Historia wymaga pasterzy, nie rzeźników.


- Strajkujesz, Garrett? Dawno cię tu nie było.
- Po co pracować, kiedy nie muszę? - Udawałem krezusa, choć moje finanse poniekąd stopniały. Utrzymanie domu kosztuje.
- Masz coś na tapecie? - Usiadł na krześle zajmowanym do tej pory przez Licksa, odgonił ręką natrętny dym.
- Niespecjalnie. - Wywaliłem mu na stół cały ból mej duszy. On też się śmiał.
- Genialne, Garrett. Prawie ci uwierzyłem. Muszę przyznać, że jak już coś wymyślisz, to brzmi bardzo, ale to bardzo prawdopodobnie. No, o co chodzi?
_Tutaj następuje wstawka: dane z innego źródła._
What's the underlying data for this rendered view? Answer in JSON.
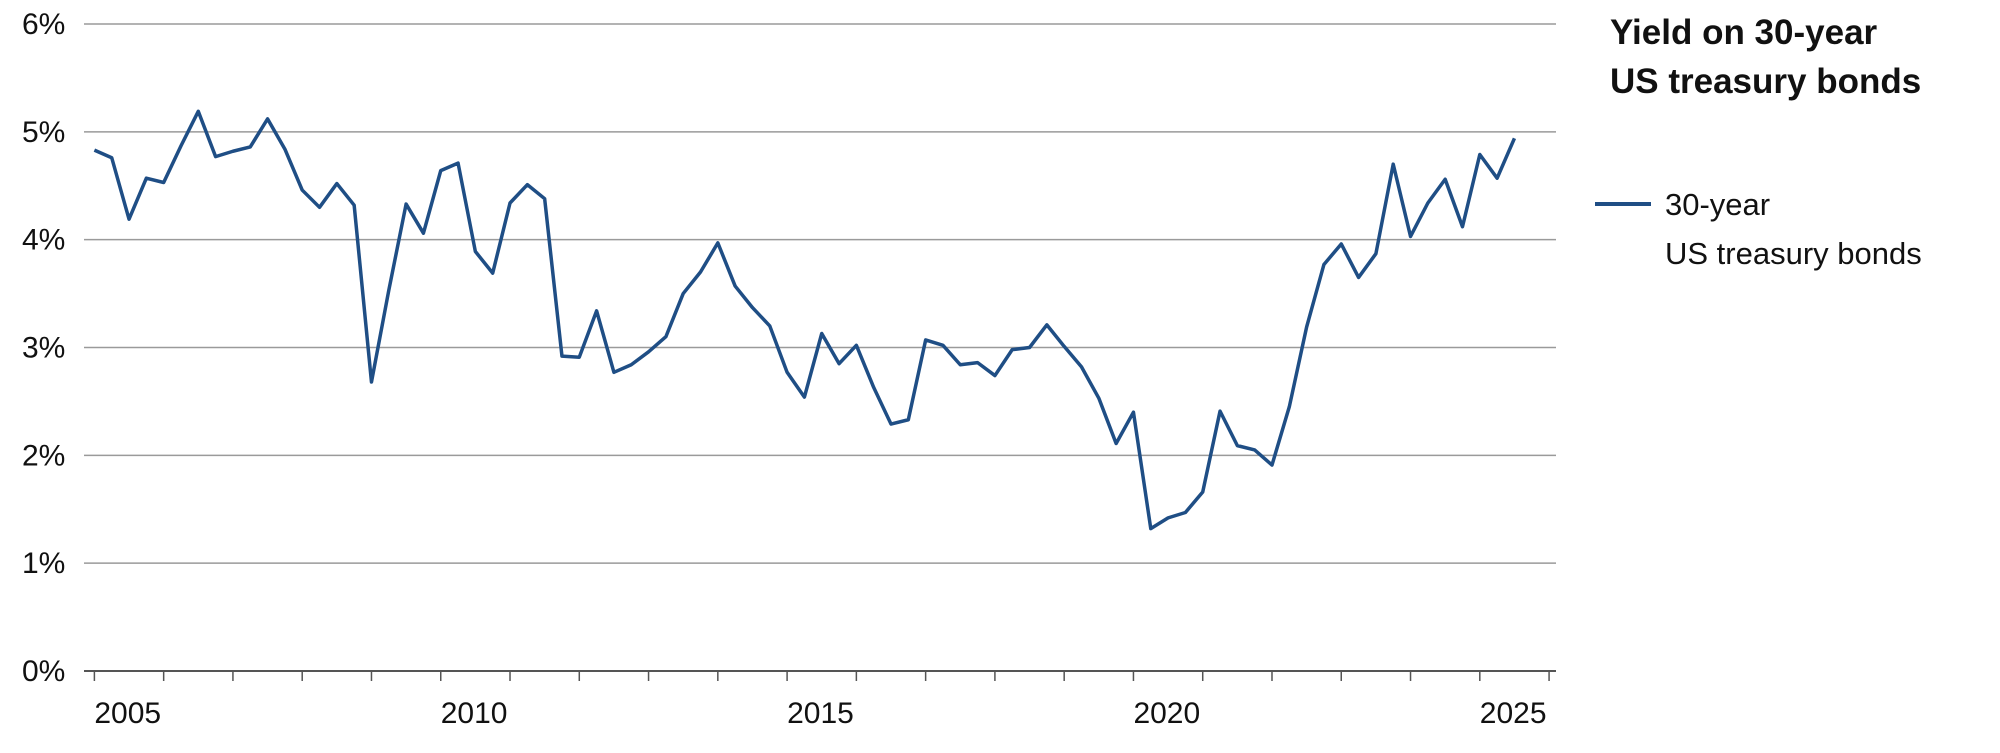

Jakieś sza- sza- sza? Nie słyszałem, żeby coś się działo. W mieście robi się nudno.
Mówił tak długo, bo bełkotałem:
- Nie... ty też?
- Nigdy tu nie zachodzisz, chyba że potrzebujesz ramienia, żeby cię wyciągnąć z dołu, który sam sobie wykopałeś.
To nieuczciwe. I nieprawda. Przecież posunąłem się nawet do tego, żeby zjeść trochę tego krowiego specjału, który serwuje jego adiutant A raz nawet za to zapłaciłem!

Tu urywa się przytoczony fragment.